A recent survey by Futurum Intelligence revealed that 80% of CIOs from major companies are either looking to conduct AI pilots or already implementing AI in some capacity. While the excitement for AI is palpable, enterprises face considerable challenges, including cost, scalability, performance, and, arguably the most important, deployment tradeoffs: cloud or on-premises and AI accelerator hardware.
A key focus for enterprises is AI inferencing infrastructure, which involves deploying trained AI models to make predictions or decisions. This differs from AI training, which is a separate, more computationally intensive process.
Signal65: Independent Testing Unearths Critical Insights
To provide clarity in the rapidly evolving IT technology landscape, Signal65, an independent performance testing and benchmarking arm of the Futurum Group, conducts rigorous product testing and data validation.

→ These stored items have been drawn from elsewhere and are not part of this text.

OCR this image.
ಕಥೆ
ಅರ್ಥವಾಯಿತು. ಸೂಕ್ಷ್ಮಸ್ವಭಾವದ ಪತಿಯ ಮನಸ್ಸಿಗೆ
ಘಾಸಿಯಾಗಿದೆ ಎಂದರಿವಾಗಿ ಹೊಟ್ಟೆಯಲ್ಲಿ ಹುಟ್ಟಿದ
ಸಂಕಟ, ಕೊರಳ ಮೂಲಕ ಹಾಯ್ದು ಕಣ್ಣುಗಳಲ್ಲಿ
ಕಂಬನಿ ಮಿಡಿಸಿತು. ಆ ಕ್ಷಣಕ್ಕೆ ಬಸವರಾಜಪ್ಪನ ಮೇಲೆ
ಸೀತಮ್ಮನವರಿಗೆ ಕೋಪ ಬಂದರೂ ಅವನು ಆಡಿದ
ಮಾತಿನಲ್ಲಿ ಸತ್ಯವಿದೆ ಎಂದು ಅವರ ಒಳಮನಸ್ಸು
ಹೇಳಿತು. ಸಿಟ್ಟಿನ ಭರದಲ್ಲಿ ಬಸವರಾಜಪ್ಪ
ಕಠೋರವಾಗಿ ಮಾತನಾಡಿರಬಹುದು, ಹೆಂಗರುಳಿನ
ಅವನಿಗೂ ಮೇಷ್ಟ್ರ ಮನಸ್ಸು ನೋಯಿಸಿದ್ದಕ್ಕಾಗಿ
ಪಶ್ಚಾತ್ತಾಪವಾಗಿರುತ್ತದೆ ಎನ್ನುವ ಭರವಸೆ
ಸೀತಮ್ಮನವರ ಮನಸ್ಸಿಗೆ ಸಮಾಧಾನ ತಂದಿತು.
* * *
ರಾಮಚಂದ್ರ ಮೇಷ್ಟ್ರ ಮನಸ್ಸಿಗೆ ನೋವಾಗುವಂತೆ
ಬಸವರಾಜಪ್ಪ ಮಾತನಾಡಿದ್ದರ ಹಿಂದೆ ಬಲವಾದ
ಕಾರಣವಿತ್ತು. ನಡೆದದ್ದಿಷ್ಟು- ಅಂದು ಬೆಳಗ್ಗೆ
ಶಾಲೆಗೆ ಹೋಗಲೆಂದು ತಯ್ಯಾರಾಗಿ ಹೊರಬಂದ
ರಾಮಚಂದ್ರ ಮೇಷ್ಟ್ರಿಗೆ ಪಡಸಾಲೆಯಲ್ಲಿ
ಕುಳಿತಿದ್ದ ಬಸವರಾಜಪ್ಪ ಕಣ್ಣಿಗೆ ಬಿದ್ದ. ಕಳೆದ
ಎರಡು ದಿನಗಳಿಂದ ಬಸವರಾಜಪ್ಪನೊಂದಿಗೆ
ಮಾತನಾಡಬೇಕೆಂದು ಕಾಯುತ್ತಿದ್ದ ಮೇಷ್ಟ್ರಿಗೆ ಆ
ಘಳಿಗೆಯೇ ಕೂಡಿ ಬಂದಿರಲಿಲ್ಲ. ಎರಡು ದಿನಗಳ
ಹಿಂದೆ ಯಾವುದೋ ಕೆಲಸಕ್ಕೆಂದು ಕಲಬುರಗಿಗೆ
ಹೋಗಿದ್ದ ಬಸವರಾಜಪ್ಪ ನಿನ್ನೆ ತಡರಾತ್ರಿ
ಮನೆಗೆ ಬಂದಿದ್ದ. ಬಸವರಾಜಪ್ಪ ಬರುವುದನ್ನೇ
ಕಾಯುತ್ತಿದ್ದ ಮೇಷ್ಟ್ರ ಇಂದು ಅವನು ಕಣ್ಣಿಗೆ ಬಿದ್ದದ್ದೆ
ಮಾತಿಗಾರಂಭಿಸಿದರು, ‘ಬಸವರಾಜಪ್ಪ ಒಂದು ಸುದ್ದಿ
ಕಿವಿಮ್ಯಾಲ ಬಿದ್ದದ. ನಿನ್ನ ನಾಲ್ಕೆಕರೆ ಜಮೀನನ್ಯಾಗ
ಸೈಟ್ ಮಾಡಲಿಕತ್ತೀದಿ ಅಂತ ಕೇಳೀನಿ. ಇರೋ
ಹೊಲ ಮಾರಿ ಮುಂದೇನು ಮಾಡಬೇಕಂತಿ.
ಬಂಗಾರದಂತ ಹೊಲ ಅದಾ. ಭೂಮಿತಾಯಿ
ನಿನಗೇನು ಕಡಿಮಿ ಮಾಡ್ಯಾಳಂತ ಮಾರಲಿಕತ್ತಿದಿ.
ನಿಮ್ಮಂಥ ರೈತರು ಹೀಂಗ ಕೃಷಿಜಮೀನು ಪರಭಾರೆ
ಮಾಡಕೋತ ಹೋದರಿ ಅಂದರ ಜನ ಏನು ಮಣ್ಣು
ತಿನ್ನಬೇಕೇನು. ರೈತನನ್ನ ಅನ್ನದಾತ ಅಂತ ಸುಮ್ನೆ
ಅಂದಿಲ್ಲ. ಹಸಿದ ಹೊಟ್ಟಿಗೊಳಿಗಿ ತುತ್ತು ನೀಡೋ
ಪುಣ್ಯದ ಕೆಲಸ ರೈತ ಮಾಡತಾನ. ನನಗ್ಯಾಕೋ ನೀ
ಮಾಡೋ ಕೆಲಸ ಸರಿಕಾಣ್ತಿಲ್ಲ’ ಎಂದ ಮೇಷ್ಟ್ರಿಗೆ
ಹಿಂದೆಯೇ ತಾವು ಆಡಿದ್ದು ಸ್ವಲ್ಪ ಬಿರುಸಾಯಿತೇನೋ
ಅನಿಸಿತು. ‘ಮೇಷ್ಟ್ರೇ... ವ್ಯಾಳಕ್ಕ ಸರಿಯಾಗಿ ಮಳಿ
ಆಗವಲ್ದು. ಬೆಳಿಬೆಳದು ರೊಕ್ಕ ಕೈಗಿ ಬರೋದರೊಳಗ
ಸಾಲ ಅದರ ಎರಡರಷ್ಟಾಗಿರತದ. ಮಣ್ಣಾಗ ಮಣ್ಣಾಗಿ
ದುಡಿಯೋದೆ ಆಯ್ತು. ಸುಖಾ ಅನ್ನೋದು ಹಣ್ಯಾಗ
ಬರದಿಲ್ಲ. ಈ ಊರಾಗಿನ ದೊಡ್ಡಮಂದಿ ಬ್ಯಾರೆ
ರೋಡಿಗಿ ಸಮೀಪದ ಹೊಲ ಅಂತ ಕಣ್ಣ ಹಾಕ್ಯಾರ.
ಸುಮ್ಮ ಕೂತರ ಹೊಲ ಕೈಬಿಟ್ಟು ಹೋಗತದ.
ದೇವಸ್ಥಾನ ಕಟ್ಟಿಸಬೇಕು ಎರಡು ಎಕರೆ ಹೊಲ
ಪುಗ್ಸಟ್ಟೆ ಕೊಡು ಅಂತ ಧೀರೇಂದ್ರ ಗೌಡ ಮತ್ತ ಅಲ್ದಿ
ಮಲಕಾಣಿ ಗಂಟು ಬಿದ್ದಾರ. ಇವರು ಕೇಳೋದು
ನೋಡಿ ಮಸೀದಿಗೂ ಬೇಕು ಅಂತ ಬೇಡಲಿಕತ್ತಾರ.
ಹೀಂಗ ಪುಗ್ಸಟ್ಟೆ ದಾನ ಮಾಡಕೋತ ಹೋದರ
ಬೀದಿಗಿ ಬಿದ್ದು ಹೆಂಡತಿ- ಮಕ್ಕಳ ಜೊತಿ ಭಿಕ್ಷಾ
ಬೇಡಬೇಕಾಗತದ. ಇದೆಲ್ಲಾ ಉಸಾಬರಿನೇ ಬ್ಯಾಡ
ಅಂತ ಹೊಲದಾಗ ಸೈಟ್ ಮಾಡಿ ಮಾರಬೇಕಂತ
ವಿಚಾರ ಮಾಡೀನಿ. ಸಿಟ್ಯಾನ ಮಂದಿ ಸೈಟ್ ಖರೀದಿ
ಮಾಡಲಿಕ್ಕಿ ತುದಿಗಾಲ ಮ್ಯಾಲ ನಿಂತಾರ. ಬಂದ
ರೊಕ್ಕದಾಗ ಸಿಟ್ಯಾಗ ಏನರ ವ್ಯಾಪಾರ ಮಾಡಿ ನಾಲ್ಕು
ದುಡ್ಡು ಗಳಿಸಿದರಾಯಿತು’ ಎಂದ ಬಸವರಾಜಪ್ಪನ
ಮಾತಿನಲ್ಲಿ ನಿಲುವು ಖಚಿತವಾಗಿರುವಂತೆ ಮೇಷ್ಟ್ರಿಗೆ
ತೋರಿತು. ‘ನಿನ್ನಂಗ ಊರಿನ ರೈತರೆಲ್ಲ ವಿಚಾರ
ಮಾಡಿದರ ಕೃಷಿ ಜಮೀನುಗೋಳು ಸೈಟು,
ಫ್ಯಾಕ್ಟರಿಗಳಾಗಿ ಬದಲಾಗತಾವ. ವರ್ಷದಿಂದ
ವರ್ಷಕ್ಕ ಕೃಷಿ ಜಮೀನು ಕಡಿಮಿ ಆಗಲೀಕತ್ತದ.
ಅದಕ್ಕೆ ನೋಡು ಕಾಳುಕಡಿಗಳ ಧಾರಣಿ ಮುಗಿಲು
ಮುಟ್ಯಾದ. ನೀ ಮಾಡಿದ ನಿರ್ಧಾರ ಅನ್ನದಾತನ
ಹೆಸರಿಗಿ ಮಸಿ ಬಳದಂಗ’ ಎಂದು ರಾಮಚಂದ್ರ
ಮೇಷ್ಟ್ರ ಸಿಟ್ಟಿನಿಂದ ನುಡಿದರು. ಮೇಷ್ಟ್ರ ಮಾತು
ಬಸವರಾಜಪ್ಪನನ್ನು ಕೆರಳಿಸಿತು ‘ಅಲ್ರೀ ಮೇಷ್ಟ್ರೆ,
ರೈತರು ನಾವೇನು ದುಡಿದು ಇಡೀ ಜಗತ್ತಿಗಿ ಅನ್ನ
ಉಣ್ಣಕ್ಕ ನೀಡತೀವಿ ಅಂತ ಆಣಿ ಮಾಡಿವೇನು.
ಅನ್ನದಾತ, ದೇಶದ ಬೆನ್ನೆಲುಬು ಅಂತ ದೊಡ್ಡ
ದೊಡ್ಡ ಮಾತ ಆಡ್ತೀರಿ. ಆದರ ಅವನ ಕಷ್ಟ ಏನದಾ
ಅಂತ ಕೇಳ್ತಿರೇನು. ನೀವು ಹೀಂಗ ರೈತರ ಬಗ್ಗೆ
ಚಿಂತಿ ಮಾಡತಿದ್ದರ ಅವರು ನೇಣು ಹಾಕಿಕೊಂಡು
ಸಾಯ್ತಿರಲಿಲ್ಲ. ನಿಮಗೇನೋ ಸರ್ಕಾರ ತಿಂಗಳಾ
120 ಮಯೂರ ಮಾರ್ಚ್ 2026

Mitch Lewis, representing Signal65, presented their recent AI performance testing results, specifically focusing on Intel’s Gaudi 3 AI accelerators, at a recent Cloud Field Day event. For a comprehensive overview and detailed results, the presentation can be viewed in the video Intel Gaudi 3 AI Performance Testing with Signal65 on the Tech Field Day YouTube channel.
The Testing and Key Findings
Signal65 undertook two main testing projects, both focused on AI inferencing: one on-premises and the other on IBM Cloud. The tests measured throughput and involved varying input/output token shapes (e.g., 128 input/128 output tokens for short question-answering, up to 4096 input/2048 output for multi-turn chat or RAG applications) and batch sizes. Signal65 co-developed the testing suite with Kamiwaza, a company focused on enterprise AI platforms.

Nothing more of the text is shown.